Originally, the organization emerged out of the deep desire from a group of American women with a sentiment to stop the US from invading Iraq. Now known nationwide, Medea Benjamin, the cofounder of both CODEPINK and the international human rights organization Global Exchange, travels across the country to speak to universities. Last Wednesday, she came to Suffolk with Alli McCracken, her associate, following a trip to Iran.

She is an activist and an author of eight published books. In addition, she is currently working on her campaign to stop the use of killer drones.

In the forum, Benjamin spoke about her direct questioning of President Barack Obama in the 2013 foreign policy address, as well as her recent trips to Pakistan and Yemen, which helped her inform others about the innocent people being killed by U.S. drone strikes.
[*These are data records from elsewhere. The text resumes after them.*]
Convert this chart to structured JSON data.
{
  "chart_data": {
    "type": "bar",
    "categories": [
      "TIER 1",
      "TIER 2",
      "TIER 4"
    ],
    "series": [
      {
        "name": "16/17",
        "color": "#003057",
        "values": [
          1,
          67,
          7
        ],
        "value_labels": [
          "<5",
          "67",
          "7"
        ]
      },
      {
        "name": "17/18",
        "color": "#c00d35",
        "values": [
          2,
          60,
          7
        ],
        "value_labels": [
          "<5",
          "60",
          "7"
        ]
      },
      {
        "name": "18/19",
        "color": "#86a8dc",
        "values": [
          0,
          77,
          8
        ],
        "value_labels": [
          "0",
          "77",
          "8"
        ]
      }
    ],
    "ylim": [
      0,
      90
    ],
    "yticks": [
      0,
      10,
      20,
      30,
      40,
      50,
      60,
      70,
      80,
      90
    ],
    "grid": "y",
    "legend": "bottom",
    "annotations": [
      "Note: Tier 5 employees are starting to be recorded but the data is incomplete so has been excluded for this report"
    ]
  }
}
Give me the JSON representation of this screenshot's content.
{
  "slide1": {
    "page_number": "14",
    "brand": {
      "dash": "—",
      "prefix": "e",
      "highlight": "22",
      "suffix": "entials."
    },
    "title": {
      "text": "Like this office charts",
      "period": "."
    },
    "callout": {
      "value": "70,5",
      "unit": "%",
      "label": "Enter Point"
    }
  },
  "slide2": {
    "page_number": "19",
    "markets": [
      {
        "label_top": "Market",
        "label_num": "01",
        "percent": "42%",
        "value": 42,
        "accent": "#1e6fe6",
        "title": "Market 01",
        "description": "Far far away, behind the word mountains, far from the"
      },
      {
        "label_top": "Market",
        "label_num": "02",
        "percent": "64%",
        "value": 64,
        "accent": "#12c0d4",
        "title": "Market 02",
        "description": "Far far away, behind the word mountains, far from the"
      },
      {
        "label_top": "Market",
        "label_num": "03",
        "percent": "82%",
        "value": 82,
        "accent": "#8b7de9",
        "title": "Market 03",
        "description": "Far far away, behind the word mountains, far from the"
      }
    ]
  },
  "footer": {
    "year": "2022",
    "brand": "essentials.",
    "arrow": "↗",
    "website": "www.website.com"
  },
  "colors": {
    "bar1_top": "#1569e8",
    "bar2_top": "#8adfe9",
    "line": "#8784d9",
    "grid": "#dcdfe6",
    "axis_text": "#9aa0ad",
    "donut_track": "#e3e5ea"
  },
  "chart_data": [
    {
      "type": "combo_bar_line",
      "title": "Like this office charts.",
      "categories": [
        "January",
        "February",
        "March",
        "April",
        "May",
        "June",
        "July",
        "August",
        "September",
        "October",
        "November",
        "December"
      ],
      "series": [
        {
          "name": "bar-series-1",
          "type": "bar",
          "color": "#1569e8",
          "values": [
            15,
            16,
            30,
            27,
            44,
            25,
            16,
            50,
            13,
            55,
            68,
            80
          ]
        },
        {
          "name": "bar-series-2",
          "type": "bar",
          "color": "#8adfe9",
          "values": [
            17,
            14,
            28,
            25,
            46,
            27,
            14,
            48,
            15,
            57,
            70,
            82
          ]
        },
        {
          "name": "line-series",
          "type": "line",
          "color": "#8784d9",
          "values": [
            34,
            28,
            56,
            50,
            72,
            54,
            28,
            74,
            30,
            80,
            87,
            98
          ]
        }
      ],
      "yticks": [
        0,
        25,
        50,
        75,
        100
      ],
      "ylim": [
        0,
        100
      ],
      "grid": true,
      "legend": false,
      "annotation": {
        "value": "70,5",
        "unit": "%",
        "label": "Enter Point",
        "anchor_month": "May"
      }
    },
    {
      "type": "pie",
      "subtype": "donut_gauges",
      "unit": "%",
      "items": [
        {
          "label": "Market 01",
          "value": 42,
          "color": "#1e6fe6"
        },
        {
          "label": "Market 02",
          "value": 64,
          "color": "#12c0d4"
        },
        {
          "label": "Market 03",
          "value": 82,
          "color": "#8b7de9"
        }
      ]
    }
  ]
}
(Alexa Gagosz/Acting International Editor)

“As President Obama was speaking about a year and a half ago when he was giving his foreign policy talk, I don’t tell anyone how I did it, but I managed to get inside of there when we were working on drones. The US was lying to the people, first saying that we weren’t using them, and secondly, they were saying that they weren’t killing civilians,” Benjamin said at the forum. “Now Alli and I have been to Pakistan and Yemen and met with families whose loved ones were killed. We knew our government was lying.”

Benjamin then talked of the prisoners still being held by the CIA in Guantanamo Bay detention camp, the U.S. military prison located in Cuba, for the past 12 years now after they were cleared for release already.

Benjamin claimed that organizations including the CIA, FBI, and NSA have said the prisoners are not guilty, but have yet to be released.

“So here I was, and the president was speaking. Now we heard because of the media buzz that he was going to announce some major policy changes. The entire speech he didn’t say anything about any changes so when he said, ‘now the last thing I want to talk about,’ I knew that he wasn’t going to talk about Guantanamo. So I stood up and I said, ‘you are the commander-in-chief, you could release all the cleared prisoners from Guantanamo immediately,’” Benjamin said, describing her presence at the foreign policy address.

She said that at first, Obama attempted to ignore her as there were “badges being flown around me everywhere ready to kick me out.”

But, after a while, she said that he started to engage with her.

Obama said to the audience that her points were clear and true, that they should listen to her; yet even with the president’s support, she was thrown out of the address for questioning the President’s authority.

Benjamin spoke about her personal history in protesting and challenging the government’s decisions. She said she found it sad that young people nowadays live in fear instead of acting out or questioning authority like her generation did in the 1960s.

“In this country, people are always saying that there are such awful things going on,” Benjamin said. “And yes, it’s terrible that the NSA are spying on people, that the police are killing people who are unarmed, but we also have to remember that in this country we have a lot of liberties. And we should use them. Or else they get taken away more and more.”